In Oracle Solaris 11.4, DTrace can use DWARF to perform address to source code metadata translation for user processes. The new uresolve option enables the ustack, uaddr, and printf actions of DTrace to translate user addresses to source code file names and line numbers, given the presence of DWARF debugging information. This feature provides a more intuitive interpretation of common diagnostic output while retaining compatibility with common compiler standards.
For more information, see the ustack, uaddr, and printf actions in Data Recording Actions in Oracle Solaris 11.4 DTrace (Dynamic Tracing) Guide.
In Oracle Solaris 11.4, the pstack command will annotate frames with source code metadata, given the presence of DWARF debugging information. This feature provides a more intuitive interpretation of common diagnostic output while retaining compatibility with common compiler standards.
For more information, see pstack in the proc(1) man page.

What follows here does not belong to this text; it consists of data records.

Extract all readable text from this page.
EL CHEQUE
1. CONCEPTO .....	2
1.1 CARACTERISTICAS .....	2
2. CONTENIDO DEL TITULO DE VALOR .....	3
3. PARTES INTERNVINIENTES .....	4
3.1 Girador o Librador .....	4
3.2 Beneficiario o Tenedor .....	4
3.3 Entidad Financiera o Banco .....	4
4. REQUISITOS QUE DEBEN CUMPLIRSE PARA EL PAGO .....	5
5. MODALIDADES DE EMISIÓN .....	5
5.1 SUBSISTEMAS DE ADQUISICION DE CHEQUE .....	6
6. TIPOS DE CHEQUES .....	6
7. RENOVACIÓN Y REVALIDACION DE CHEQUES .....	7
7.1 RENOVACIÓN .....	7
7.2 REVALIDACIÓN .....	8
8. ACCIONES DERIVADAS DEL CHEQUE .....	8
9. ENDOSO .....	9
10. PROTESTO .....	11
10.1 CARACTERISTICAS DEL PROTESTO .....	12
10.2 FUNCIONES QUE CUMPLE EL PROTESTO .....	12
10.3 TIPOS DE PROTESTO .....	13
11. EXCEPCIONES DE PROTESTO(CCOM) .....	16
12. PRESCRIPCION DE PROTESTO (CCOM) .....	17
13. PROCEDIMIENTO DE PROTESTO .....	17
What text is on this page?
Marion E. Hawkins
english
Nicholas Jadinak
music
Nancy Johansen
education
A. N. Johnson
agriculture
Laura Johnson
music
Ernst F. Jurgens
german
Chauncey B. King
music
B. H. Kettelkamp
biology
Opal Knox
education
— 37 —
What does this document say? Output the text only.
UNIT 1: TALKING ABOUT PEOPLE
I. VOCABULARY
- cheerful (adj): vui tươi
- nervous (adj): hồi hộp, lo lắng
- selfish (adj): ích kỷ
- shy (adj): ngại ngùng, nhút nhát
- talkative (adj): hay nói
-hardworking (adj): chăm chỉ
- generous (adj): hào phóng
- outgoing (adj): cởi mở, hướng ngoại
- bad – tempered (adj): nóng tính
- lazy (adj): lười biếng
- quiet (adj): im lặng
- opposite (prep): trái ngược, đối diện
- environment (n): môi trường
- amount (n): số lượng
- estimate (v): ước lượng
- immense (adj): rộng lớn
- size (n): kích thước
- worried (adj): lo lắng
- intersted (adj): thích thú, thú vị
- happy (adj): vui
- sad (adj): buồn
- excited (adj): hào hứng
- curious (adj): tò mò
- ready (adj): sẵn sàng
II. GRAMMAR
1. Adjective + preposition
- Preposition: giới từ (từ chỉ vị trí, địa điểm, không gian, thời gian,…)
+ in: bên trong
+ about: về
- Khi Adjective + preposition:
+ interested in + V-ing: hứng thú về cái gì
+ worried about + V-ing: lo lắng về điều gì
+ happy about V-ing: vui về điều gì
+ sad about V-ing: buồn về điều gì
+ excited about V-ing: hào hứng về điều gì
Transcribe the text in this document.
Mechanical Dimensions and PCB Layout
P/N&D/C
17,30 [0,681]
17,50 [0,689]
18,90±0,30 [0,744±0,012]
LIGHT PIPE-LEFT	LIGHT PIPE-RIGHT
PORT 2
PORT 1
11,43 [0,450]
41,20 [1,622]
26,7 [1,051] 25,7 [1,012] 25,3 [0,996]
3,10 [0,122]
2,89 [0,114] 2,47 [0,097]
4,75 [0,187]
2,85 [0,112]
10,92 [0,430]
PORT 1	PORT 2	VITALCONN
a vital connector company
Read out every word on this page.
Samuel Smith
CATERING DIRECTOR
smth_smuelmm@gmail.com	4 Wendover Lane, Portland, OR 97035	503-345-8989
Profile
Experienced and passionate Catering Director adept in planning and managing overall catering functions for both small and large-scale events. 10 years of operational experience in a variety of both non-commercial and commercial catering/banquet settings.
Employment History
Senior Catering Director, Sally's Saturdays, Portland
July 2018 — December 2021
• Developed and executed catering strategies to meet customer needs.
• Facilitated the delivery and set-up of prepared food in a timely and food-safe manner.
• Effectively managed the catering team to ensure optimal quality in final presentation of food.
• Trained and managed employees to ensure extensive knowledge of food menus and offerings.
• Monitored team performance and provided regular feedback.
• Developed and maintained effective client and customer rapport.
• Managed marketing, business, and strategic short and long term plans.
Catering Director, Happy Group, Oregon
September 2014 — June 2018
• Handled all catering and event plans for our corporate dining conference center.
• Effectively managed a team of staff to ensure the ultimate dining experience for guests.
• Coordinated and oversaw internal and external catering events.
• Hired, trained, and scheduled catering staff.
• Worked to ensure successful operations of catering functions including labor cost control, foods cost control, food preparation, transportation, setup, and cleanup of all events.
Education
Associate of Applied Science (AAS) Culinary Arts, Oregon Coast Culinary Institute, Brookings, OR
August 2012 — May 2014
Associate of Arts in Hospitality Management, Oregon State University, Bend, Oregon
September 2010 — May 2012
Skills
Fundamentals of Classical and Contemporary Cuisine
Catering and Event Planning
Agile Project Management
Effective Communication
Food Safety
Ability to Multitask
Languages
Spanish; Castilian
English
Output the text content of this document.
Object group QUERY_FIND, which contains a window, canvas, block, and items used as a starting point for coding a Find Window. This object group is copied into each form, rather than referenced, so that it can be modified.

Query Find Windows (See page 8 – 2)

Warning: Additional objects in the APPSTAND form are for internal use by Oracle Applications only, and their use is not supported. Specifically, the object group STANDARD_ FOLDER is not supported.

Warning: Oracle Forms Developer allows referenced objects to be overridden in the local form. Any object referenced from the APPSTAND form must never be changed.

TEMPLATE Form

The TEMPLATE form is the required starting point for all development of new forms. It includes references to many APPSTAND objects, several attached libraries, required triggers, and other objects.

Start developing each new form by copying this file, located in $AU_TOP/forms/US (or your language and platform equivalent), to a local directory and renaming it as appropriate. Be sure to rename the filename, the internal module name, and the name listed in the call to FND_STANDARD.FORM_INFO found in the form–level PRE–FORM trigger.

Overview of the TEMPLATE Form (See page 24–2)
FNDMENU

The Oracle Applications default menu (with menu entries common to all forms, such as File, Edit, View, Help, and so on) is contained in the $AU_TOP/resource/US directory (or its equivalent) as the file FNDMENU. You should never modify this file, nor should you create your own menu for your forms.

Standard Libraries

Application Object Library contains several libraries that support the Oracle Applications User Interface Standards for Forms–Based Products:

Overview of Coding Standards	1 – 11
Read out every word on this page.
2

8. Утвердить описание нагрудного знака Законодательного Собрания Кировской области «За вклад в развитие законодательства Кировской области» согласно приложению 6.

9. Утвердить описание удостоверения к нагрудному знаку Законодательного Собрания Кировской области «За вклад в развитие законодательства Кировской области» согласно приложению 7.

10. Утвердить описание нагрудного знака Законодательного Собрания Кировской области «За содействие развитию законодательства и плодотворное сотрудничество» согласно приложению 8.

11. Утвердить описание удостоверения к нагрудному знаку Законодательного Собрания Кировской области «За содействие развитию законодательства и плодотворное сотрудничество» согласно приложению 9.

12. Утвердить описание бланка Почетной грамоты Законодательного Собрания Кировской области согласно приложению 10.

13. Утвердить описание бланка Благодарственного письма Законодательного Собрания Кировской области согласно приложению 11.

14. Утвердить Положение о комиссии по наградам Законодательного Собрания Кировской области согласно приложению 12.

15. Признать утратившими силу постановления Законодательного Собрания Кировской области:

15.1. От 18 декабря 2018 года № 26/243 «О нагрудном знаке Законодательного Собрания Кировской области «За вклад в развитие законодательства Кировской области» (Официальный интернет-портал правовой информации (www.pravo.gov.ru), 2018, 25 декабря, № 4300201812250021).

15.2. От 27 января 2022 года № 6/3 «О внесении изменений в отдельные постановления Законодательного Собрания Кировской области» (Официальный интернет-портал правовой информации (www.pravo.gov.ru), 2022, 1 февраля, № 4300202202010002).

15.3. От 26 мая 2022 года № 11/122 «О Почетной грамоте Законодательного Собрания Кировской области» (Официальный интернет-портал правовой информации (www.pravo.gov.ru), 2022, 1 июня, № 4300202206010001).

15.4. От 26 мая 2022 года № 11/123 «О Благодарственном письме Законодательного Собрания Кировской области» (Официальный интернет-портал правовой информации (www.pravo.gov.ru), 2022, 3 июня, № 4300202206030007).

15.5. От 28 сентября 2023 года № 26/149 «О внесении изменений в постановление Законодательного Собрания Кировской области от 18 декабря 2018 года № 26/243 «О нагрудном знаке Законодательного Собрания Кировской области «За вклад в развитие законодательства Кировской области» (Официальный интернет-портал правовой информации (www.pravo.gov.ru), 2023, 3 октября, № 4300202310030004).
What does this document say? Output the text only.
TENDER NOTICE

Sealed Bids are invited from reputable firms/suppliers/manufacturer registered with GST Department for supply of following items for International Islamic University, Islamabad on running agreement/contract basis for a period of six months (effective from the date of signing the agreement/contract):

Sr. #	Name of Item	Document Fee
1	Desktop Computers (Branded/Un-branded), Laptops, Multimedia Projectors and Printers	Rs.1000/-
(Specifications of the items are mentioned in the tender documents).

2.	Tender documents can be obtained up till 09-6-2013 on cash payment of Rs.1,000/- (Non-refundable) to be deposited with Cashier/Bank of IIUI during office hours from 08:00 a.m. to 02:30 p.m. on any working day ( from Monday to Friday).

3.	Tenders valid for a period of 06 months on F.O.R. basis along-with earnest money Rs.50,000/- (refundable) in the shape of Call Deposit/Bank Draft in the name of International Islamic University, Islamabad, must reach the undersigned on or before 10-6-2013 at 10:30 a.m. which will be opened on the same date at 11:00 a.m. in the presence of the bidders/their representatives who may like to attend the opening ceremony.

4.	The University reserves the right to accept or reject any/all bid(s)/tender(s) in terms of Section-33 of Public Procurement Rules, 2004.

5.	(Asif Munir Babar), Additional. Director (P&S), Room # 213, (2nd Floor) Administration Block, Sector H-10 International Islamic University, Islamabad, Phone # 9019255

In Oracle Solaris 11.4, both pstack and mdb support DWARF and DWARF-style stack unwinding for user processes. In addition, pstack and mdb also allow the recovery of function arguments from processes compiled with the new -preserve_argvalues=complete option of Oracle Developer Studio. This capability provides particular improvements to the observability and diagnosability of amd64 processes, though the functionality applies to both 32- and 64-bit processes on both x64 and SPARC.
The mdb ::stackregs dcmd is now enabled for amd64, where frames’ registers are recovered using DWARF-style unwind tables.
Cython is an optimizing static compiler for both the Python programming language and the extended Cython programming language which is based on Pyrex. This feature enables generation of high performance code using Python.
For more information, see Cython C-Extensions for Python.
Oracle Database Programming Interface-C (ODPI-C) is a wrapper around the Oracle Call Interface (OCI), working transparently with different versions of the Oracle Instant Client libraries.
ODPI-C eliminates the requirement for applications to set LD_LIBRARY_PATH prior to execution. Additionally, ODPI-C works transparently with multiple versions of the Oracle Instant Client libraries. Software that requires use of the Oracle Instant Client libraries will not require setting ORACLE_HOME prior to execution.
To use ODPI-C, install the developer/oracle/odpi package.
For more information about ODPI-C, see the Oracle Database Programming Interface for Drivers and Applications project on GitHub and the libodpic(3LIB) man page. Oracle Instant Client is available in IPS format, and no visit to OTN to download .zip files is necessary.
cx_Oracle is a Python module that enables you to access Oracle Database 12c and 11i from Python applications. While the module is commonly available through prebuilt packages for other operating systems, it has not until now been similarly available for Oracle Solaris. The module is available in both 32-bit and 64-bit forms. The Oracle Solaris packaged version 5.2 can be used with Python 2.7 and 3.4.